Simon zögerte lange mit der Antwort. Er hatte nicht die Kraft, ihm in die Augen zu blicken, als er es schließlich tat, und mit Ausnahme Judas Ischariots kam auch keiner der anderen näher, sondern sie blieben Schatten jenseits des unsicheren Lichtkreises, den seine Fackel schuf.

»Sie halten dich für tot, und wir wollen, daß es so bleibt«, sagte Simon. »Du wirst diesen Ort nicht mehr verlassen. Diesen oder einen anderen, sichereren, den es zu finden gilt. «

»Ein Gefängnis, meinst du.«

»Ich wollte, du würdest es nicht so nennen«, flüsterte Simon. »Aber vielleicht hast du recht. Ja, du hast recht. Es ist ein Gefängnis. Wir müssen es tun, versteh doch! Wir können uns deinem Gericht nicht stellen! Noch nicht! Wir sind noch nicht bereit! Wir … wir sind nur Kinder, die Zeit brauchen, zu lernen! Ich flehe dich an, Herr, gib uns diese Zeit! Unser Volk ist vielleicht nicht vollkommen, aber … aber es hat eine Gnadenfrist verdient. «

Und es hatte diese Frist bekommen. Er war diese Gnade gewesen; längst nicht die erste, aber vielleicht die letzte, die man den Bewohnern dieser Welt eingeräumt hatte.
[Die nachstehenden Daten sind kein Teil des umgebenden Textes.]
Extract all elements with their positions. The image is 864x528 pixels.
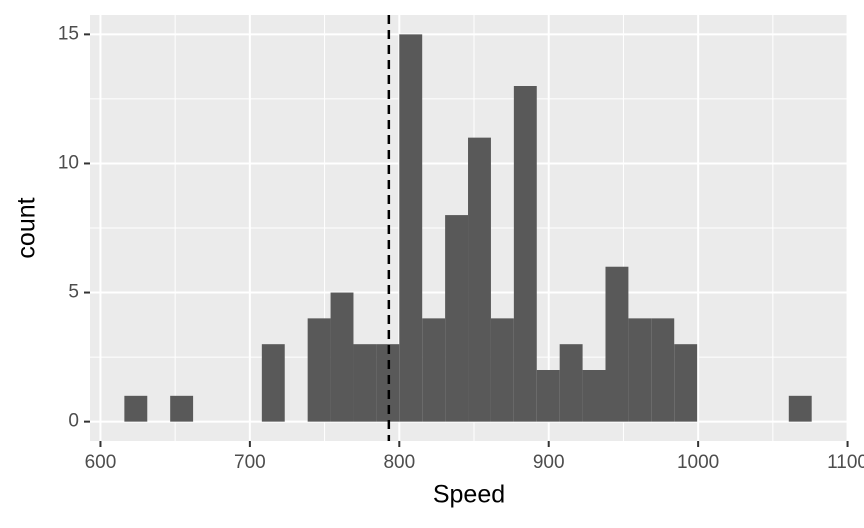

Simon glaubte ihn vielleicht zu kennen, und auf seine Weise hatte er sicher recht damit; trotzdem wäre er sehr erstaunt gewesen, hätte er gewußt, wie gewaltig die Langmut dessen gewesen war, der ihn hierhergeschickt hatte.

Er sprach nichts von alledem aus, aber er wußte, daß Simon die Wahrheit in seinem Blick las. Simon war auf seine Weise etwas sehr Besonderes, auch wenn er es selbst nicht einmal ahnte: Es war ihm niemals gelungen, irgend etwas vor ihm zu verheimlichen.